The Short Pause
Too many people have lost hope and connection. The Short Pause is a moment to step away from the noise and remember—it doesn’t have to be this way. If you're tired of all the negativity and ugliness, and you're craving good stories and honest truth, join Curt for a short pause that just might lift your day.
The Short Pause
What Exactly Is Happiness?
In this episode, I revisit a September afternoon in Detroit that turned out to be one of the best days of my life — not because I was chasing something, but because, for once, I wasn’t.
Hey... where’s all this happiness everyone keeps talking about?
Welcome back to The Short Pause.
When I was younger, I did a lot of chasing...
Chasing the girl.
The next opportunity.
That big promotion.
And… yeah, another girl.
Chasing happiness.
Sometime in my 40s, I remember thinking... When exactly do you “make it”?
Is it how much you’re making?
The car you’re driving?
The attention your looking for?
When do you actually get to call yourself “happy”?
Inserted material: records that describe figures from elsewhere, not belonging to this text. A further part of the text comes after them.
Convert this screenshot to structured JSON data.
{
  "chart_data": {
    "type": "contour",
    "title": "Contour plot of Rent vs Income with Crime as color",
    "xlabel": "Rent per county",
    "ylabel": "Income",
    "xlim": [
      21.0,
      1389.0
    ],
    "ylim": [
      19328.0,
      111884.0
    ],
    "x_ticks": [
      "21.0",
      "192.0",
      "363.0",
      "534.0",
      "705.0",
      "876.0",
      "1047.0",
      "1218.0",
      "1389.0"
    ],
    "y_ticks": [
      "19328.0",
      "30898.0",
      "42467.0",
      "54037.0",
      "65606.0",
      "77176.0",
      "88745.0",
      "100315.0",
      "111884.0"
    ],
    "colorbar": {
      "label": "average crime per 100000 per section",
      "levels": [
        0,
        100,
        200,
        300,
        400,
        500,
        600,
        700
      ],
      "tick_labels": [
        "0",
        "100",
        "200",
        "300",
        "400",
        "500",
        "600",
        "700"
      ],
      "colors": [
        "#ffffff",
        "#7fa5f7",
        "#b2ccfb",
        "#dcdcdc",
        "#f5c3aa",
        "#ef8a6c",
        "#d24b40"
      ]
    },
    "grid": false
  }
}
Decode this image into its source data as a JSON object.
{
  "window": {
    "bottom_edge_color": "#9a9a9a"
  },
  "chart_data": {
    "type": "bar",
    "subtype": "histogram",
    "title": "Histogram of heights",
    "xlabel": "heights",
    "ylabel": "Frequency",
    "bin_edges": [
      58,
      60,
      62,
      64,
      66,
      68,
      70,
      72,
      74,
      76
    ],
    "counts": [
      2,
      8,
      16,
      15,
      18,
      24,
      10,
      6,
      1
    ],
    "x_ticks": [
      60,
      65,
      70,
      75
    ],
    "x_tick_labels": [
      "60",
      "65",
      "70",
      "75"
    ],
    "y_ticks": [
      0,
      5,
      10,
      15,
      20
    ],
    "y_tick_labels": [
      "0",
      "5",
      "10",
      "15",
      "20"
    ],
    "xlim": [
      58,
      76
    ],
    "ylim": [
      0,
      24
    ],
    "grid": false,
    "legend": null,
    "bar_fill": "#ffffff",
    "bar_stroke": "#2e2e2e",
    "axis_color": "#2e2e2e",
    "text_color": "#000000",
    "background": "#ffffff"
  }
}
The more the calendar flips by, the more one regret echoes louder than the rest:
I did too much chasing.
Recently, a young woman at work asked me,
"What was your best day ever?"
The easy answers would be:
“My wedding day.”
Or
“The day my daughters were born.”
Of course, those were great days — but honestly, I was scared to death.
It didn’t take long for another day to rise up in my memory.
September 27, 1999.
The day the last major league game was played at the corner of Michigan and Trumbull in Detroit. Tiger Stadium. Opened April 20, 1912 — the same week the Titanic sank.
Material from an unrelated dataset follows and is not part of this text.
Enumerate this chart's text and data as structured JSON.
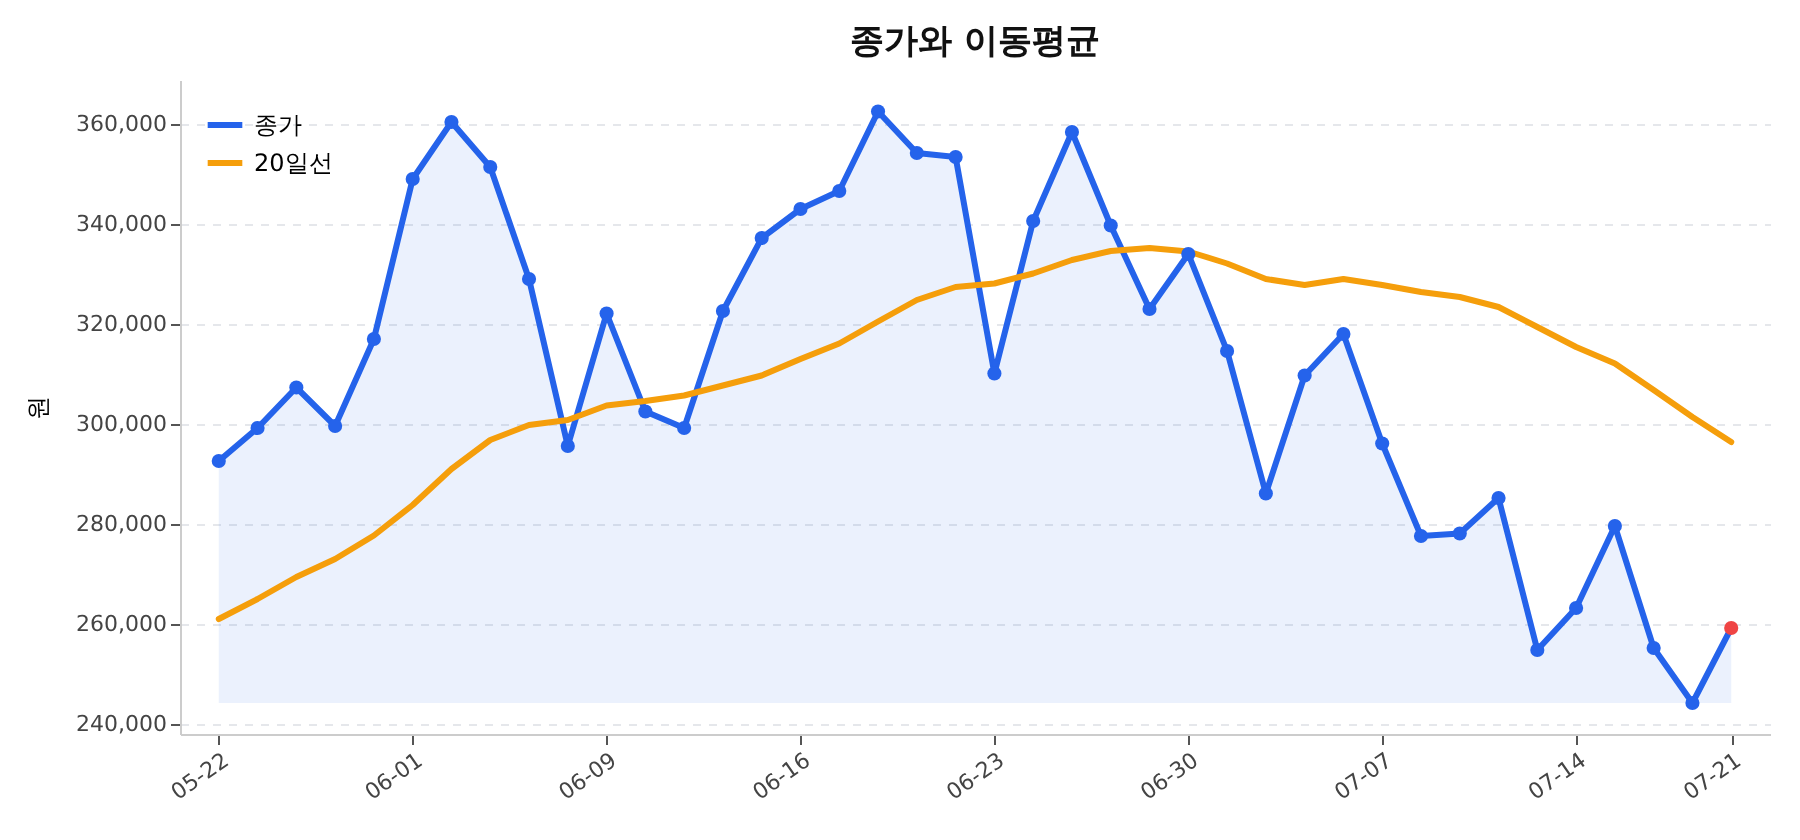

Imagine the greats who played there: From Ty Cobb and Babe Ruth to Al Kaline and Allan Trammel.
I was a radio reporter back then, and I had media credentials that got me on the field.
I interviewed the legendary voice of the Tigers, Ernie Harwell. (Insert sound)
I scraped blue paint off the dugout.
Collected dirt in a Ziploc bag.
Snagged a ball from the infield.
And I watched the final pitch ever thrown from that mound — flashbulbs exploding like fireworks all around.
One of my best days.
On that day at “The Corner,” I hadn’t arrived where happiness lives.
Some people would’ve been miserable there — in that crumbling old stadium with 50,000 strangers.
But for me, it was perfect.
Because I wasn’t chasing anything.
I was a 33-year-old man — and a 7-year-old boy.
Without even trying, I soaked in every last minute.
And maybe... that’s all happiness really is.
We spend so much of life sprinting toward something —
convinced that happiness is waiting at some finish line.
But maybe it’s never been about arrival.
Maybe the best moments aren’t about chasing anything at all...
but about catching yourself fully alive, in just one moment.
That’s where I found myself — one afternoon at the old ballpark.
And maybe that’s the real invitation.
To imagine there’s a version of you — ten years from now —
begging this version of you to slow down…
to enjoy where you are, just a little bit more.
That way, when someone asks you about your best day...
you just might have a hard time picking one.